Does Medicare Help With Family Caregivers
Does Medicare Help With Family Caregivers?
If you have a medical condition that makes it difficult for you to care of yourself, get to doctor appointments, or perform daily activities of living, you may need a caregiver to help you. Depending on the severity of your illness or injury, you may have a family member assist you for a few hours a day, or you may have to find a professional home healthcare provider.
Original Medicare may be able to help provide home health services depending on your medical necessity and physician’s orders. Medicare may help pay for care given to you in your home on a short-term basis following an injury or illness. But, if you need long-term care or custodial care, you’ll want to find out what Medicare will help cover.
Does Medicare offer coverage for caregivers?
The type of care you need, and length, and the kind of care you’re getting determines whether or not Medicare will cover caregiver costs.
In-home medical care
Medicare home health benefits will help pay for the cost of your care if you’re stuck at home due to an illness or injury if the following apply:
- You’re not able to leave home except for short periods, like a doctor’s appointment
- Your doctor provides documentation that you need in-home care and outlines a plan
- You need skilled nursing care for no longer than three weeks for less than 8 hours a day
- Your doctor predicts that your condition will improve in a short amount of time
- You need a speech, occupational, or physical therapist to help you improve
You’ll also have to see your doctor 30 days after or up to 90 days before you start getting services to stay eligible.
Physical, occupational, or speech therapy
Medicare can pay for physical therapy to assess your condition, perform postoperative wound care, or perform gain training and exercises to help you recover from illnesses, injuries, surgery, strokes, or other neurological conditions. It can cover wound care for lesions, burns, or injuries too.
An occupational therapist can help you establish a healthy daily routine for planning meals, taking medications, or caring for personal needs. They can teach you to carry out your daily tasks safely, help you regain your ability to function or help you follow your doctor’s orders.

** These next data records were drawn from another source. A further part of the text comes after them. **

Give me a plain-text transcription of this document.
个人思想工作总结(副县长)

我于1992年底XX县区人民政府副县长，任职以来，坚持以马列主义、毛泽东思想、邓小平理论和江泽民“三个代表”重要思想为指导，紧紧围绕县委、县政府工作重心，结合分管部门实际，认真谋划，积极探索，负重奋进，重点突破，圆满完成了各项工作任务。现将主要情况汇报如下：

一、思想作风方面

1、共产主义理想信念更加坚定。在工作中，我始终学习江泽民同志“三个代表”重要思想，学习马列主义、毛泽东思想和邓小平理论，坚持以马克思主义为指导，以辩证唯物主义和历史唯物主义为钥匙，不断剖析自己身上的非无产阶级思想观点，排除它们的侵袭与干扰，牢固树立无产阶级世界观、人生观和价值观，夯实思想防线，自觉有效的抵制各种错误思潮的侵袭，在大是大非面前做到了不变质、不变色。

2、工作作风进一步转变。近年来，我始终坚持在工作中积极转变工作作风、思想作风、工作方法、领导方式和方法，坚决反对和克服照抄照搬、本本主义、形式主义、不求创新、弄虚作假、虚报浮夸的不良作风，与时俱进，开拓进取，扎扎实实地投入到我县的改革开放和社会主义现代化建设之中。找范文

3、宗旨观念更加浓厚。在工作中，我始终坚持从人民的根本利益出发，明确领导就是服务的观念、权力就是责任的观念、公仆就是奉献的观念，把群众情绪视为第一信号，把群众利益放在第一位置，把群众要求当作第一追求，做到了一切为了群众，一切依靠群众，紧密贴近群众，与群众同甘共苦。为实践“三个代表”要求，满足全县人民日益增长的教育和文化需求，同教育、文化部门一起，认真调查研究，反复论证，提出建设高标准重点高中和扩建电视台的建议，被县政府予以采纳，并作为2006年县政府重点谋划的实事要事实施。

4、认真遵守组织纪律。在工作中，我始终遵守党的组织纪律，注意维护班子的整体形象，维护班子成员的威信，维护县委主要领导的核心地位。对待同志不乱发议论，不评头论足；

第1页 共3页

A speech therapist can come and help you recognize or remember words, help you regain the ability to swallow or help you drink and eat like you normally would. They can give you alternate ways to talk if you can’t speak and help you find other ways to communicate if you lost your hearing.
A licensed practical nurse or a registered nurse comes into your home; Medicare may pay for them to change your wound dressings, change a catheter, do tube feedings, inject medications, give IV drugs, and educate you on how to safely take your daily medications.
Home health aides
Medicare may provide coverage for a home health aide to monitor your vital signs like blood pressure, heart rate, and body temperature or ensure you’re taking your medications correctly. They may also evaluate whether or not your home is safe and check that you’re drinking and eating in a healthy way.
Medicare typically covers this care. You have to be eligible for Medicare Part A. Your doctor also has to certify that you have six months or less to live due to a terminal illness.
Medicare can also help cover the cost of this type of care. This is a short-term stay at a qualified hospice facility. It can last up to five days in a row, and it will give your caregivers a short break. You do have to set up the arrangements through a primary care provider.
Average costs for in-home care
If Medicare doesn’t cover your in-home care, you could look at hiring someone to come in and help if your family needs a break. On average, you can expect to pay this person around $21 per hour to perform some custodial services. The costs will go up depending on the location and the level of care you need.